Department of Biochemistry and Functional Genomics, Université de Sherbrooke, Sherbrooke, QC, Canada.
Centre de Recherche du Centre Hospitalier Universitaire de Sherbrooke (CRCHUS), Sherbrooke, QC, Canada.
Methods Mol Biol. 2024;2836:3-17. doi: 10.1007/978-1-0716-4007-4_1.

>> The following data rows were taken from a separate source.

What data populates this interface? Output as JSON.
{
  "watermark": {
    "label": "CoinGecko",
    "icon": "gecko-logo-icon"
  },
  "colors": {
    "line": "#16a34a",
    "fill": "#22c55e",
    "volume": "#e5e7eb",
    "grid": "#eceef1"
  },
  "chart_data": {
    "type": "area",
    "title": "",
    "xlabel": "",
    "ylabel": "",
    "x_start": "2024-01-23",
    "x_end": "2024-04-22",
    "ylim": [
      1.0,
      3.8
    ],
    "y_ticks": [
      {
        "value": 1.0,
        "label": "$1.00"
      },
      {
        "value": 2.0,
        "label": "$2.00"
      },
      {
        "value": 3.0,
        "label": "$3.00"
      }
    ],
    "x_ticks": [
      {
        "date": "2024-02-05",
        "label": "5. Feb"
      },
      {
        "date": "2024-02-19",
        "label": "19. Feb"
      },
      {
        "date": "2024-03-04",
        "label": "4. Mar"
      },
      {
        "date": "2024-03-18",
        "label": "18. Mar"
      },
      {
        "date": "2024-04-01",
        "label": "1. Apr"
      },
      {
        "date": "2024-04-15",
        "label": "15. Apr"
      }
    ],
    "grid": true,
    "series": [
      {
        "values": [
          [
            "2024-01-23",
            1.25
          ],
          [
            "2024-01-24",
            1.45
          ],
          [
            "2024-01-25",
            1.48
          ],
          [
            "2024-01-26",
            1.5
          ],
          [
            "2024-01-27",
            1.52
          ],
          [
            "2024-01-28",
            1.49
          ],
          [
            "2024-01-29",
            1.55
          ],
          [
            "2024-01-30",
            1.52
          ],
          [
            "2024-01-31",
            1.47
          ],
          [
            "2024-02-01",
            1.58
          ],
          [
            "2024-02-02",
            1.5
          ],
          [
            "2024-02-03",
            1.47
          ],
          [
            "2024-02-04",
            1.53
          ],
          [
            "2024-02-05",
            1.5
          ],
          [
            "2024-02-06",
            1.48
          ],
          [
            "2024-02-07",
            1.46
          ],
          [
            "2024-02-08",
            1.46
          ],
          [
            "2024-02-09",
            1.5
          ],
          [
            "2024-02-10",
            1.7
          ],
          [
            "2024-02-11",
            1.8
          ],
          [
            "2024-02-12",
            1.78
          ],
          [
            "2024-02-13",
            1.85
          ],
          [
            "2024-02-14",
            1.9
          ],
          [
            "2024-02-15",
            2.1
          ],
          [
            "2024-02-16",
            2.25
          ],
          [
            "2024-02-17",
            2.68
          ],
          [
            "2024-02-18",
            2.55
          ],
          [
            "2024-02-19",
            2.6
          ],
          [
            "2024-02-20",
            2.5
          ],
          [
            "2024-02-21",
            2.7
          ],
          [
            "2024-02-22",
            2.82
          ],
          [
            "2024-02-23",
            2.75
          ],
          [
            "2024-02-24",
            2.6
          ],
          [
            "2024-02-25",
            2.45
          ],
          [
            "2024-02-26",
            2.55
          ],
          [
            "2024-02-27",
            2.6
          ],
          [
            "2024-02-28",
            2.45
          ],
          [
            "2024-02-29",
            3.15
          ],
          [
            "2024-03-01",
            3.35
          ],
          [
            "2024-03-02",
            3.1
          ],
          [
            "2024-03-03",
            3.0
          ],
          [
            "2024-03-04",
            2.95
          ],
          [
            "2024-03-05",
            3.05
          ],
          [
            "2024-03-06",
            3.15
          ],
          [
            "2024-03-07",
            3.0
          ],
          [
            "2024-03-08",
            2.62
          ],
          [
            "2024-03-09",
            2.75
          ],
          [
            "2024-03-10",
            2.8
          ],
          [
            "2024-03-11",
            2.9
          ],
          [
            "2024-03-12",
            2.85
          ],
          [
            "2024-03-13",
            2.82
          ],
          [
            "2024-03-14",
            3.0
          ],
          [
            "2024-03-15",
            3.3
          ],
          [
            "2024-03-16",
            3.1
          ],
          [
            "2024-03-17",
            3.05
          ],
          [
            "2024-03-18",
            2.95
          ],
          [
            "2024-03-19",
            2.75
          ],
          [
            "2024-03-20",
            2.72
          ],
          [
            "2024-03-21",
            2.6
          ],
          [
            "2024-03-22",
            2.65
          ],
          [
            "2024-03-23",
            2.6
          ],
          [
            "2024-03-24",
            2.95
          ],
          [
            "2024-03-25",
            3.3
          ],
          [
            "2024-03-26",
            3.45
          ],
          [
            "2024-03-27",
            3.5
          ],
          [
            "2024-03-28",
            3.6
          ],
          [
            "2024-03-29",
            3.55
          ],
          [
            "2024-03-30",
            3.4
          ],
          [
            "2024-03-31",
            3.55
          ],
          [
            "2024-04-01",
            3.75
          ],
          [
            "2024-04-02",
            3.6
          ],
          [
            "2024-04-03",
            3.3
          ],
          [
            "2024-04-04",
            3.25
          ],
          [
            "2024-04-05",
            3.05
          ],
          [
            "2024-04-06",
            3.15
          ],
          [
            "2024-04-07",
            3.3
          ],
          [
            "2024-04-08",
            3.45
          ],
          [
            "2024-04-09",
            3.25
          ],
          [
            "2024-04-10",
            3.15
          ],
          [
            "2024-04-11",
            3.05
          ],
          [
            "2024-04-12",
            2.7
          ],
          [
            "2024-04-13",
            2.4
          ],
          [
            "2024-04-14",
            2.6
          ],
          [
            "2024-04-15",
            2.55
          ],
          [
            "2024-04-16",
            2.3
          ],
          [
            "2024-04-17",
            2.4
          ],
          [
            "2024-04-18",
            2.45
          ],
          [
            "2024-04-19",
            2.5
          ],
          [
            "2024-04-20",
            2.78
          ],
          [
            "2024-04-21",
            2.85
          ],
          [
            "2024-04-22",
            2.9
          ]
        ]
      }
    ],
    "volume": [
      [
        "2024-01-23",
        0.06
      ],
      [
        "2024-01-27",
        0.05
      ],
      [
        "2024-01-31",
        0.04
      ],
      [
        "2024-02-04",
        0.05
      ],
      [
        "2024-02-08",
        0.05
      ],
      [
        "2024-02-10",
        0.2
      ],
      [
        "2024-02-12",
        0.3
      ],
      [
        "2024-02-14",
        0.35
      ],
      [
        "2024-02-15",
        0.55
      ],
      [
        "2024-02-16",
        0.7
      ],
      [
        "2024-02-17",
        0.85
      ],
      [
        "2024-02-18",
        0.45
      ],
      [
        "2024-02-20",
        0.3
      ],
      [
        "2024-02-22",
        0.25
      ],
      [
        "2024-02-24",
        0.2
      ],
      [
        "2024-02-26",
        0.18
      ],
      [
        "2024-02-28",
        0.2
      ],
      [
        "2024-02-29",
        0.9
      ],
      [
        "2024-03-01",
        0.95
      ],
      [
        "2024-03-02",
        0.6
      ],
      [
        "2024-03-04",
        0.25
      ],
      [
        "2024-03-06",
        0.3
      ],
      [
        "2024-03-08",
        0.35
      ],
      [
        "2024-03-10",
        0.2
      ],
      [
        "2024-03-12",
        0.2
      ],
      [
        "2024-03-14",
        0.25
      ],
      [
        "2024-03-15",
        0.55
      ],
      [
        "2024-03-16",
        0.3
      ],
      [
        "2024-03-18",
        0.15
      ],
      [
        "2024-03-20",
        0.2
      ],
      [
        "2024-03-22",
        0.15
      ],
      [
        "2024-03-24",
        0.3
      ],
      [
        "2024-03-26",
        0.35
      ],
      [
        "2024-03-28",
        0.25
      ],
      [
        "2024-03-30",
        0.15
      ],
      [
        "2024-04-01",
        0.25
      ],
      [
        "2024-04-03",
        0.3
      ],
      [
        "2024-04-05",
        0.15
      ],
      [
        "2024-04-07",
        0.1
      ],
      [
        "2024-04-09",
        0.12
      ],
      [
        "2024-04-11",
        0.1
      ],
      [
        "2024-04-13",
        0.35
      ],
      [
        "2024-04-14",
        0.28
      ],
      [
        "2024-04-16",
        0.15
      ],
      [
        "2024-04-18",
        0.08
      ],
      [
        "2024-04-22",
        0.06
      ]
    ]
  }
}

Proteogenomics has revealed the translation of unannotated open reading frames (ORFs) present in mRNAs and in noncoding RNAs (ncRNAs). OpenProt annotates all ORFs with a minimum of 30 codons in the transcriptome of several species and displays many functional features associated with the corresponding proteins. Two types of proteins are annotated: reference or canonical proteins which are proteins already annotated in UniProt, RefSeq, or Ensembl and noncanonical proteins. Noncanonical proteins form two groups: predicted novel isoforms that display a significant level of homology with a reference protein and alternative proteins that are new proteins with no significant homology to known proteins. This chapter describes how to check whether a gene and/or transcript contains multiple open reading frames and how to use OpenProt databases for the detection of alternative proteins and novel isoforms by mass spectrometry-based proteomics.
蛋白质基因组学揭示了在信使 RNA 和非编码 RNA (ncRNA) 中翻译未注释的开放阅读框 (ORF)。OpenProt 在几种物种的转录组中注释所有至少含有 30 个密码子的 ORF,并显示与相应蛋白质相关的许多功能特征。注释了两种类型的蛋白质:参考或规范蛋白质,这些蛋白质已经在 UniProt、RefSeq 或 Ensembl 中注释,以及非规范蛋白质。非规范蛋白质分为两类:显示与参考蛋白质显著同源性的预测新型异构体,以及与已知蛋白质没有显著同源性的新型蛋白质。本章描述了如何检查一个基因和/或转录物是否包含多个开放阅读框,以及如何使用 OpenProt 数据库通过基于质谱的蛋白质组学检测替代蛋白质和新型异构体。